A alteração da razão social de uma empresa não invalida a procuração aos advogados que a representam em uma ação. Para isso, basta que a mudança esteja comprovada nos autos. O entendimento é dos ministros da Seção Especializada em Dissídios Individuais do Tribunal Superior do Trabalho ao negar o recurso de um ex-empregado da Companhia Estadual de Energia Elétrica (Ceee) do Rio Grande do Sul, atual AES Sul Distribuidora Gaúcha de Energia S/A.
O Tribunal Regional do Trabalho do Rio Grande do Sul havia considerado o recurso da empresa inexistente. Isso porque a empresa, ao mudar sua denominação, não atualizou a procuração concedida ao advogado que subscreveu o recurso.
A empresa recorreu ao TST. O ministro João Batista Brito Pereira, da 5ª Turma do Tribunal, afastou a alegada irregularidade processual e determinou a devolução dos autos ao TRT-RS para que o recurso da empresa fosse apreciado.
A defesa do trabalhador recorreu à SDI-1. Alegou que a decisão da 5ª Turma de examinar a procuração teria violado a jurisprudência que impede os ministros do TST de rever fatos e provas, prevista na Súmula 126.
A ministra relatora dos embargos, Maria Cristina Peduzzi, afirmou que a circunstância de a Turma ter examinado a procuração a fim de verificar a outorga de poderes ao subscritor do recurso ordinário não implica o reexame de fatos e provas tratada pela Súmula 126. “A vedação prevista na Súmula não se estende ao exame dos pressupostos extrínsecos de admissibilidade recursal, que podem ser livremente apreciados pelo Tribunal”, afirmou.

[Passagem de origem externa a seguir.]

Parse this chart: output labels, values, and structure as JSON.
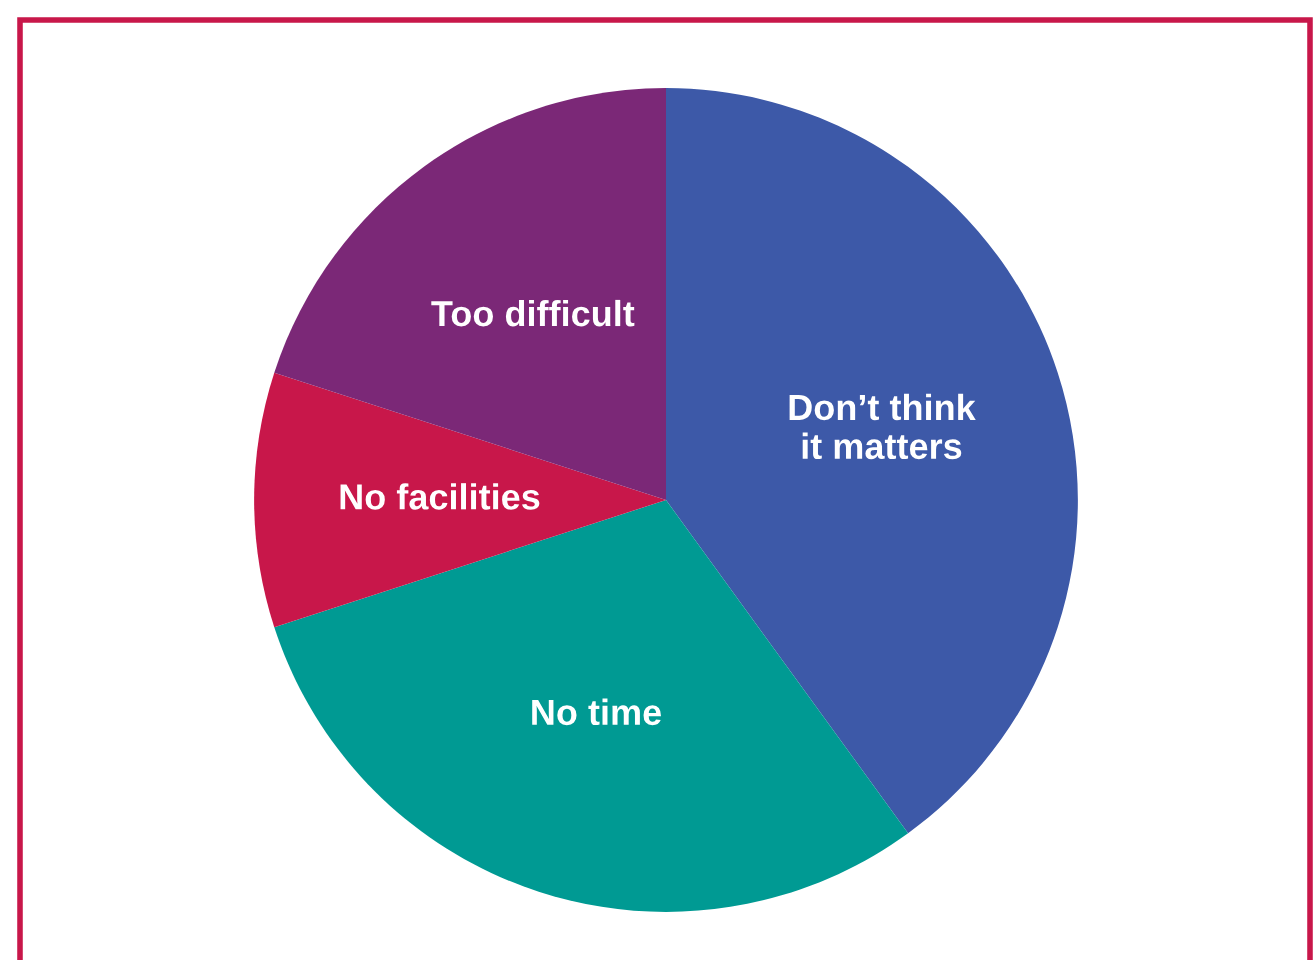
{
  "chart_data": {
    "type": "pie",
    "categories": [
      "Don’t think\nit matters",
      "No time",
      "No facilities",
      "Too difficult"
    ],
    "values": [
      40,
      30,
      10,
      20
    ],
    "colors": [
      "#3d59a8",
      "#009a93",
      "#c8174a",
      "#7b2877"
    ]
  }
}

Com informações da Assessoria de Imprensa do Tribunal Superior do Trabalho.
E-ED-RR 124.713/2004-900-04-00
A reportagem diz "razão social" quando o termo utilizado atualmente pelo novo código civil é "nome empresarial", "firma" ou "denominação".
Na verdade, a própria assessoria de comunicação do TRT-RS, citada como fonte pela reportagem do Conjur também usa o termo revogado, aliás, sem qualquer lógica, pois confunde objeto ou motivo com algo muito mais simples que pode ser traduzido por "modo pelo qual a pessoa jurídica será conhecida"
Não custava a reportagem dizer "razão social, rectius, nome empresarial (...)".
E que não me tome o autor da reportagem como um crítico feroz de picuinhas. Sei muito bem que o mais importante a reportagem fez e bem: divulgar a tese que é exatamente o privilégio da questão de fundo em detrimento do mero formalismo.
Apenas acho que esse espaço caracteriza-se pela busca incessante pelo aprimoramento, por isso, veiculo esta modesta contribuição que em nada tira o brilho desse importantíssimo veículo de informação jurídica.